Las carencias de London se ven eclipsadas por la llamada a la reflexión. Decenas de líneas temáticas se abren al lector atento (la moral burguesa, el trabajo agotador de los comienzos de la industrialización, la educación, el comunismo y la democracia…) La mezcla de reflexión y entretenimiento es digna de alabanza. Parece ser que hay que tener en cuenta el material autobiográfico, lo cual tiene su lógica y, probablemente, la culpa de la tremenda fuerza que alcanza la novela. Supongamos que Martin Eden es Jack London, un hombre hecho a sí mismo a costa de grandes sacrificios. El camino para alcanzar el éxito está sembrado de trampas, y una vez alcanzado puede resultar insulso o insatisfactorio. Hoy en día somos muchos los que pretendemos escribir, y todos chocamos con la opacidad de unas editoriales que anteponen el negocio a la calidad literaria. Obviamente el mundo editorial del siglo XXI poco o nada tiene que ver con el de hace unos 120 años, lo cual no es óbice para la reflexión.

Llegó a accesos de desvaríos, y a dudar de la propia existencia de los editores. Aún no había visto uno de carne y hueso, y, a juzgar por la ausencia de todo discernimiento al rechazar sus escritos, los editores habían de ser mitos, forjados y mantenidos por mensajeros, cajistas y tipógrafos.

Y, no obstante, día va y viene, leía muchas en diarios y semanarios ―decenas y decenas de ellas― ninguna de las cuales resistía la comparación con cualquiera de las suyas. En su desaliento, llegó a la conclusión de que carecía de sentido crítico, que estaba cegado por lo que escribía, y que era un presuntuoso y un fatuo.

¿De qué me vale a mí una novela construida de manera impecable si no me lleva a la reflexión? Recuerdo ahora la lectura de El amor en los tiempos del cólera, de Gabriel García Márquez. Me pareció una novela que poseía un armazón interno ejemplar pero que en ningún momento me alcanzó la fibra sensible. Quizás lo logre con otros lectores, o conmigo en diferente ocasión. En cambio Martin Eden, sin artificio literario y llena de defectos como está, y permanecerá siempre conmigo.
¿Qué es la calidad literaria?
Como broche final, unos fragmentos que invitan a una lectura libre, confiada y sin academicismos.

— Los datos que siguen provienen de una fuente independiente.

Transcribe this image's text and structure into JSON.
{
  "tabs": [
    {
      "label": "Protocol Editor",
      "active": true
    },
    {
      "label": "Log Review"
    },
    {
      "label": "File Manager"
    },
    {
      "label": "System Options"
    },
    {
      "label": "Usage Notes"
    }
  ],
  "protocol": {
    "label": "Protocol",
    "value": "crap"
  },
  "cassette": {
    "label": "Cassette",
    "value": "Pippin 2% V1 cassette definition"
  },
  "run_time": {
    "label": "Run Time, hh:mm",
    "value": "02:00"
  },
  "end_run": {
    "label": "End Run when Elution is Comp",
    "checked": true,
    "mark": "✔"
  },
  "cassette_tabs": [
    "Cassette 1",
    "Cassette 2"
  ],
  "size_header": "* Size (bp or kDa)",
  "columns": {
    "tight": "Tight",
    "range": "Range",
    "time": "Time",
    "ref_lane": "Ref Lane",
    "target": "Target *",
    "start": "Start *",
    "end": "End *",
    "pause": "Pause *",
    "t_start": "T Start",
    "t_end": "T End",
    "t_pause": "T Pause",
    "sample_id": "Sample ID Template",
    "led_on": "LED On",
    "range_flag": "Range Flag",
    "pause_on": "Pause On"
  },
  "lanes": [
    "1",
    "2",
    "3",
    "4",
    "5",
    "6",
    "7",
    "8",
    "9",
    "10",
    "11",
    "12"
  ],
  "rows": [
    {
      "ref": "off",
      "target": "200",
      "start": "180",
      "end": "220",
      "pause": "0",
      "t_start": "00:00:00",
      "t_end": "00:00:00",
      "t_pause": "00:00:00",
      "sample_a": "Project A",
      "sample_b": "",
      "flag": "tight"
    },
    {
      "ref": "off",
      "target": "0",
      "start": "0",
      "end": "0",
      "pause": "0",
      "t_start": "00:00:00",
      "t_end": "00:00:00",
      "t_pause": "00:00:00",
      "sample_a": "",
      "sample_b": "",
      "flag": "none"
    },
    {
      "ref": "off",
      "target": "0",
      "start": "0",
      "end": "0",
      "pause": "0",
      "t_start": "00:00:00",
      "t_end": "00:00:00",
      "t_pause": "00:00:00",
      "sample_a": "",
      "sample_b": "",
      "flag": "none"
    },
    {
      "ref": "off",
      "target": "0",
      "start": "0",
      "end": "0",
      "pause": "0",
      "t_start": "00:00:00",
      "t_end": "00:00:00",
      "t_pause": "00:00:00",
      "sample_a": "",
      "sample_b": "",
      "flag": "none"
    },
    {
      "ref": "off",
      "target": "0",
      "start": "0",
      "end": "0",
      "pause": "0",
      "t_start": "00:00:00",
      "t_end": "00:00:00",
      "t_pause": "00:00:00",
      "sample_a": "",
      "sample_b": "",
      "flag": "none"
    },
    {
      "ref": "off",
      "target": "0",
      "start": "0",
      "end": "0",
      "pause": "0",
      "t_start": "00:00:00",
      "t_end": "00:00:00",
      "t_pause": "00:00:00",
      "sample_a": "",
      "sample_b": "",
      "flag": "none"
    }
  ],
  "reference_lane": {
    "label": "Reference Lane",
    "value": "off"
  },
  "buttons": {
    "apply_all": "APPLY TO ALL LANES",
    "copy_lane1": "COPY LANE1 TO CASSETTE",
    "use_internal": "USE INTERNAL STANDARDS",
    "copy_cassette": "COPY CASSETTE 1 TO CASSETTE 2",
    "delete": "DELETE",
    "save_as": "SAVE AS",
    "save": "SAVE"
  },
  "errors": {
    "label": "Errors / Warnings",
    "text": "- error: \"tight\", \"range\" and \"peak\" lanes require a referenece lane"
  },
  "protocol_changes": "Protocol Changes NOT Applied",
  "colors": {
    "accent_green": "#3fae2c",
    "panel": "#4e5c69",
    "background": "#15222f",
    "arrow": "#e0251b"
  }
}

Su juicio de que los argumentos de su novio eran erróneos se basaba ―inconscientemente por cierto― en el cotejo a que los sometía con lo exterior de las cosas. Ellos, los profesores, estaban acertados en sus juicios literarios, porque les sonreía el éxito. La evaluación literaria de Martin, por tanto, era errónea, porque no hallaba quién le adquiriese la mercancía.

Pero yo soy yo, y no estoy dispuesto a subordinar mi gusto al juicio unánime de la humanidad. Si una cosa no me gusta, no me gusta, no hay más; y no hay motivo sobre la faz de la tierra que me haga profesar una predilección sólo porque gusta a la mayoría de mis semejantes… o hacen como que les gusta. No puedo seguir la moda en cuestiones que me agradan o me desagradan.